3DCF/doc2dataset is a Rust-based document-to-dataset pipeline for LLMs and RAG systems.

It ingests PDFs, Markdown, HTML, CSV, and other text-like formats into a normalized index (documents.jsonl, pages.jsonl, cells.jsonl), builds token-efficient macro-cells, applies numeric integrity checks (NumGuard), and exports QA/Summary/RAG datasets for HuggingFace, LLaMA-Factory, Axolotl, OpenAI, and custom RAG stacks.

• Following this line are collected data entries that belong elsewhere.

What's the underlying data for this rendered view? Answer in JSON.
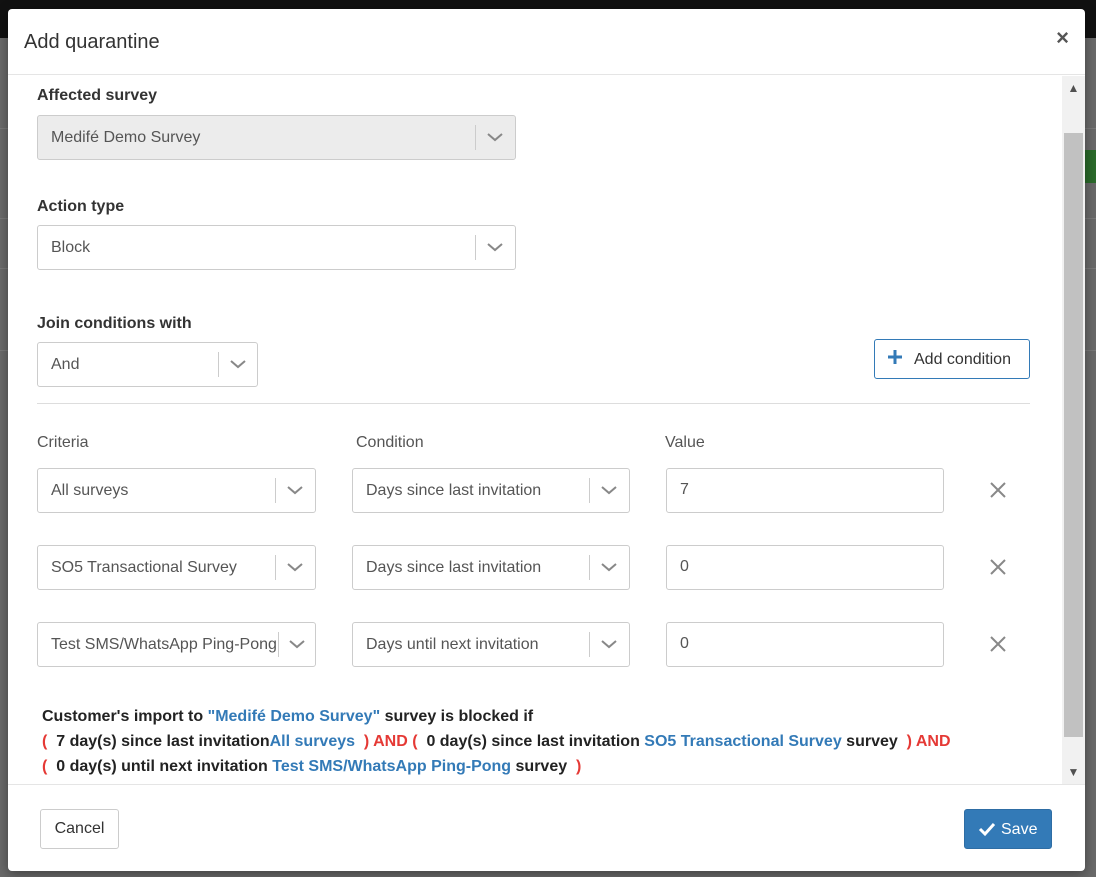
{
  "dialog": {
    "title": "Add quarantine",
    "close_label": "×"
  },
  "form": {
    "affected_survey": {
      "label": "Affected survey",
      "value": "Medifé Demo Survey"
    },
    "action_type": {
      "label": "Action type",
      "value": "Block"
    },
    "join_conditions": {
      "label": "Join conditions with",
      "value": "And"
    },
    "add_condition_label": "Add condition"
  },
  "conditions": {
    "headers": {
      "criteria": "Criteria",
      "condition": "Condition",
      "value": "Value"
    },
    "rows": [
      {
        "criteria": "All surveys",
        "condition": "Days since last invitation",
        "value": "7"
      },
      {
        "criteria": "SO5 Transactional Survey",
        "condition": "Days since last invitation",
        "value": "0"
      },
      {
        "criteria": "Test SMS/WhatsApp Ping-Pong",
        "condition": "Days until next invitation",
        "value": "0"
      }
    ]
  },
  "summary": {
    "prefix": "Customer's import to",
    "survey": "\"Medifé Demo Survey\"",
    "suffix": "survey is blocked if",
    "open_paren": "(",
    "close_paren": ")",
    "and": "AND",
    "survey_word": "survey",
    "clauses": [
      {
        "text": "7 day(s) since last invitation",
        "target": "All surveys"
      },
      {
        "text": "0 day(s) since last invitation",
        "target": "SO5 Transactional Survey"
      },
      {
        "text": "0 day(s) until next invitation",
        "target": "Test SMS/WhatsApp Ping-Pong"
      }
    ]
  },
  "footer": {
    "cancel_label": "Cancel",
    "save_label": "Save"
  },
  "colors": {
    "primary": "#337ab7",
    "danger": "#e53935"
  }
}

This release (v0.1.0) contains the first public version of the full pipeline, the Rust core workspace, and a matching evaluation bundle.

Research paper (.pdf)


What's in v0.1.0 (Rust workspace)

Crates

  • three_dcf_core – core library for encoding documents into macro-cells and a JSONL index (documents/pages/cells) with NumGuard numeric hashes.
  • three_dcf_cli – CLI for encoding, stats, and benchmarks (3dcf encode, 3dcf stats, 3dcf bench, 3dcf report).
  • doc2dataset – YAML-driven doc→dataset pipeline (ingest, QA/Summary/RAG sample generation, multi-framework exports).
  • three_dcf_service – Axum-based HTTP service with /encode and /rag/query endpoints and a bundled UI.
  • three_dcf_rag – RAG store, embedding, and query execution helpers.
  • three_dcf_llm – LLM client abstraction (OpenAI, Anthropic, Gemini, Deepseek).
  • three_dcf_index – JSONL index helpers.
  • three_dcf_py / three_dcf_node – Python and Node.js bindings for the Rust core.

Features

  • Encoder presets for different document types (reports, news, slides, …).
  • Macro-cell index in three JSONL files: documents.jsonl, pages.jsonl, cells.jsonl with kind / bbox / importance and NumGuard metadata.
  • NumGuard numeric integrity: per-cell hashes for numeric content, used to detect drift across the pipeline.
  • Exports for:
    • HuggingFace (text/chat),
    • LLaMA-Factory (Alpaca/ShareGPT),
    • Axolotl (text/chat),
    • OpenAI messages JSONL,
    • a generic RAG JSONL format.

License

  • All code is released under Apache-2.0.

Evaluation bundle (3DCF Eval Data)

This release also ships the evaluation bundle that matches code tag v0.1.0.

Evaluation bundle summary:

  • Multiple corpora (policies, financial reports, technical docs, synthetic fixtures).
  • Saved macro-cell indexes, outputs, and metrics (eval/out/, eval/results/).
  • Reproducible scripts described in eval/README.md.

To reproduce the evaluation:

  1. Clone the repo at tag v0.1.0:

    git clone https://github.com/3DCF-Labs/doc2dataset.git
    cd doc2dataset
    git checkout v0.1.0
  2. Download 3dcf-eval-v0.1.tar.gz from the assets below.

  3. Unpack it at the repo root:

    tar -xzf 3dcf-eval-v0.1.tar.gz

    This restores the entire eval/ tree (corpora, out/, results/).

  4. See eval/README.md for reproduction steps and detailed metrics.